The Suffren, the first-in-series of the six nuclear-powered attack submarines (SSNs) in the Barracuda programme, successfully completed the test firing of an MdCN (Missile de Croisière Naval) naval cruise missile from the sea near the DGA missile test centre at Biscarrosse, the French Minister of Defence announced on 20th October.
“For the first time, a French submarine has fired a cruise missile. This success gives our Navy a new strategic capability and places it among the world’s best. This new weapon is a real breakthrough, the result of years of effort and investment, enabled by the 2019-2025 military programming law. I want to congratulate everyone – in the Navy, the DGA, and industry – who made this firing possible. Until now, France’s submarine force could strike submarines and surface ships. Henceforth, it can destroy heavy land infrastructure at long range.” Minister parly said in the statement.
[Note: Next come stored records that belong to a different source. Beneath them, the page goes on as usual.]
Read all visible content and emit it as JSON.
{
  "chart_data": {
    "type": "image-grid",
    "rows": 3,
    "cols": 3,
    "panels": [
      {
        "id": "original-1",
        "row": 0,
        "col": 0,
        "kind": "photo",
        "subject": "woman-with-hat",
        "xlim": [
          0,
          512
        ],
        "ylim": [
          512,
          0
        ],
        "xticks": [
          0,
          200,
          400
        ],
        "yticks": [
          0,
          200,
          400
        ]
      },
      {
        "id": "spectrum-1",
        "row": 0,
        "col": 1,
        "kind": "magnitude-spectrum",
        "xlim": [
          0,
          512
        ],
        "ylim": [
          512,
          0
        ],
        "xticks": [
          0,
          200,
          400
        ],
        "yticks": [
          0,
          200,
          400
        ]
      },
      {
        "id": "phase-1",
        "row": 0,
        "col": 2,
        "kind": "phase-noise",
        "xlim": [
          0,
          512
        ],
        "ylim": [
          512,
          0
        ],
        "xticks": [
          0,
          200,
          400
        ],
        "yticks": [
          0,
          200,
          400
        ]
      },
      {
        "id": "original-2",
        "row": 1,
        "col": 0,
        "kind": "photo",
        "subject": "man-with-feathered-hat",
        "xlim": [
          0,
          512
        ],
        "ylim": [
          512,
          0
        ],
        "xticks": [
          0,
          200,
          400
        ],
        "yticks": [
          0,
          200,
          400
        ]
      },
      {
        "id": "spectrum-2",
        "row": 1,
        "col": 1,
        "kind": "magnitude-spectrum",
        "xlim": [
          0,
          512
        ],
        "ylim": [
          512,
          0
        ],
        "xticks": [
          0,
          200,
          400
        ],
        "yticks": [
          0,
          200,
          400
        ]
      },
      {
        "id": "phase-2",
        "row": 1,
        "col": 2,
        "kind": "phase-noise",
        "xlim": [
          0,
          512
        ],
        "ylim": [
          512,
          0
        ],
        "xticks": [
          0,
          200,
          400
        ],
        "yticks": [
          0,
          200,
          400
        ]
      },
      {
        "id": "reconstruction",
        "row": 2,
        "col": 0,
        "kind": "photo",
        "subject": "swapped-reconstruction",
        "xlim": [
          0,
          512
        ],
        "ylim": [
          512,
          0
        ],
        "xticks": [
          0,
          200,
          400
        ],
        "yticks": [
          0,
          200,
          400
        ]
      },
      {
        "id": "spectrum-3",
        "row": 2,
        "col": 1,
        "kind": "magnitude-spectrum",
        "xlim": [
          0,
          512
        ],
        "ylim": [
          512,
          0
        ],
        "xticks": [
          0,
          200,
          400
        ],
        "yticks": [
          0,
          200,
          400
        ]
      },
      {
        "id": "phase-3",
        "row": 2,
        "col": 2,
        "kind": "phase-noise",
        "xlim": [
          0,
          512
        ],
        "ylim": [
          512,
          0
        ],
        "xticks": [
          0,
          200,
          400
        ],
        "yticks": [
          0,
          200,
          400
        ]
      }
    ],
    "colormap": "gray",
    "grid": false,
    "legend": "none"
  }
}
The firing completes the qualification phase of the integration of all Suffren’s weapon systems, carried out as part of its sea trials, conducted by the DGA (France’s Defence Procurement Agency) since last April.
This success marks a key stage in the Suffren’s trials with a view to its final qualification by the DGA. The Suffren will be delivered to the French Navy by the end of 2020, before entering active service in 2021.
This test firing of the MdCN naval cruise missile – following careful preparations by teams from the DGA, the French Navy and the manufacturers MBDA and NAVAL GROUP – is the last milestone in a series of tests designed to verify the correct functioning of the Suffren’s armaments and of its combat system in general.
With a range of several hundred kilometres, the MdCN is tailored for missions against infrastructures of high strategic value. After the Multi-Mission Frigates (FREMM), the Suffren-class SSNs are the first French vessels to be equipped with this conventional deep strike capability. The ability to deploy the MdCN from submarines maintains the constant and undetected threat of a strike from the sea against enemy targets located far inland, and very significantly increases the penetration capacity of French weapons in military theatres of operation.
During its trials in the Mediterranean, the Suffren also successfully completed a test firing of an Exocet SM39 underwater-launched anti-ship missile from the sea near the DGA missile test centre on Île du Levant, as well as several test firings of the F21 heavy torpedo, a next-generation weapon that will ultimately be carried on all French Navy submarines.
The validation of the Suffren’s entire combat system paves the way for the end of sea trials and its overall qualification, which will enable it to be delivered to the French Navy for final verification of its military characteristics and commissioning for active service.